J’ai trouvé un moyen : ma thèse de fin d’année. Je me suis plongée dans la recherche et l’analyse sur le Liban, nourrie d’entretiens avec des amis à l’étranger. Je voulais que tous les jeunes Libanais loin de chez eux se sentent inclus. Et, en retour, me sentir moins seule.

Le Liban est façonné par le conflit, et la guerre s’infiltre dans les conversations depuis des générations. Ma grand-mère, qui adorait me raconter des histoires, ajoutait toujours à son récit : « Mais, tu sais, c’était la guerre. » Un jour, je lui ai demandé : « Quand est-ce que ce n’était pas le cas ? » Elle a ri : « Que veux-tu que je te dise ? C’est ton pays. »

Le traumatisme comme bruit de fond

L’enfance de mes parents et toute leur vie d’adulte ont aussi été marquées par la guerre. Ils racontent les fuites, les maisons détruites, les trajets planifiés selon les zones sûres. Mais aussi les moments de fête, malgré tout.
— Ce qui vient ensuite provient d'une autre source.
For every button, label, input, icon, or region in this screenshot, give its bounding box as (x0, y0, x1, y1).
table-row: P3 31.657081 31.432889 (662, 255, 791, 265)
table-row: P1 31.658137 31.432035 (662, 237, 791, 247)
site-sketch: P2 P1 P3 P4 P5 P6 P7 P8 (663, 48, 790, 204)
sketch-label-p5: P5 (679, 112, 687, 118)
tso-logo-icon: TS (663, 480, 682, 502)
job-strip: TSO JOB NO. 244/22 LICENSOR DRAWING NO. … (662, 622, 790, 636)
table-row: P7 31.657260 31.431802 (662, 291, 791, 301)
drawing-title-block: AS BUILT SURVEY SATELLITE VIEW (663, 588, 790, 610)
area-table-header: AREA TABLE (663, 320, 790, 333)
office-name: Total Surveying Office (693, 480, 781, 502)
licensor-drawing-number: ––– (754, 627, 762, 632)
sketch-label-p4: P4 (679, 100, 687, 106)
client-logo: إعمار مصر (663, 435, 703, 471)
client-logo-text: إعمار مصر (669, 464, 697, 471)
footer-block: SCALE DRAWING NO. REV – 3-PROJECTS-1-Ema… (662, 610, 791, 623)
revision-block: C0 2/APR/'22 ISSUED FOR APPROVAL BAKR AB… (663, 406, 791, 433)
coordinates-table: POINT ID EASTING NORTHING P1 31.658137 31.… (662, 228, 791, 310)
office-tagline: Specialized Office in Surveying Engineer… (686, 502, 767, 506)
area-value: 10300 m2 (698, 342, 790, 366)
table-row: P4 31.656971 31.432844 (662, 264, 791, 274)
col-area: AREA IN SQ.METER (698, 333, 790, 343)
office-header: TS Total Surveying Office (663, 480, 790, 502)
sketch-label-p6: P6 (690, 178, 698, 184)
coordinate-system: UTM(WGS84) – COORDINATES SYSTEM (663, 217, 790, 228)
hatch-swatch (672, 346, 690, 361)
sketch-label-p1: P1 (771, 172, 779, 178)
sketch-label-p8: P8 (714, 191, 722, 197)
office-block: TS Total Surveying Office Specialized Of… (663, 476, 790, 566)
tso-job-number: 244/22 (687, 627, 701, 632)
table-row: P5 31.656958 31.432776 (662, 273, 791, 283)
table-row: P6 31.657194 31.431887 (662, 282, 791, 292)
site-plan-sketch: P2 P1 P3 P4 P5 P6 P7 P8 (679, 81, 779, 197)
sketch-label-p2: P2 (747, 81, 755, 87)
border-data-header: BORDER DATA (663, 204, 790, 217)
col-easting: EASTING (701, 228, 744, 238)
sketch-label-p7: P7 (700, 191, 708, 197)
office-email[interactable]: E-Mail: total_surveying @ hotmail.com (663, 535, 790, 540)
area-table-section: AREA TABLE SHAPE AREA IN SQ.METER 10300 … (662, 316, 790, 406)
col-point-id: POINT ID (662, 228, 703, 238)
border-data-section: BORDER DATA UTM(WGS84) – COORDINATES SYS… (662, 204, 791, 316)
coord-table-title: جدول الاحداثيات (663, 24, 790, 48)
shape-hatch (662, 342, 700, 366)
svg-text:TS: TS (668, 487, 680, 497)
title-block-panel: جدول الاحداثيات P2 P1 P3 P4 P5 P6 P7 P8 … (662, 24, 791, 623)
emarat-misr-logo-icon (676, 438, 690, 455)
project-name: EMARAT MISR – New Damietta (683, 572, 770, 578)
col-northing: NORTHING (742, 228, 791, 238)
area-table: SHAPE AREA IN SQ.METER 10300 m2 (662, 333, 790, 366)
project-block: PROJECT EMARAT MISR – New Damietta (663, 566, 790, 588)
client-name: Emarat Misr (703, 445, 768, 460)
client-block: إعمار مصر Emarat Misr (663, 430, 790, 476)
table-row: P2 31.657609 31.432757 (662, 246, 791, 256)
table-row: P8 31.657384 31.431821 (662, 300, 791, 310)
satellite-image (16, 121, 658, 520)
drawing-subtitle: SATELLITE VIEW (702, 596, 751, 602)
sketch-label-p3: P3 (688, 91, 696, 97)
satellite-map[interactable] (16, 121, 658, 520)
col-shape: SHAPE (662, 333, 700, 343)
Les circonstances changent, mais l’atmosphère demeure. Aujourd’hui, chaque matin, notre café tourne autour de l’actualité. Questions, analyses, débats : ce rituel existait bien avant notre première expérience directe. Au Liban, nous mesurons le temps par la guerre. « C’était avant ou après la guerre civile ? » « Pendant la guerre de 2006 ? » Ces repères structurent nos souvenirs.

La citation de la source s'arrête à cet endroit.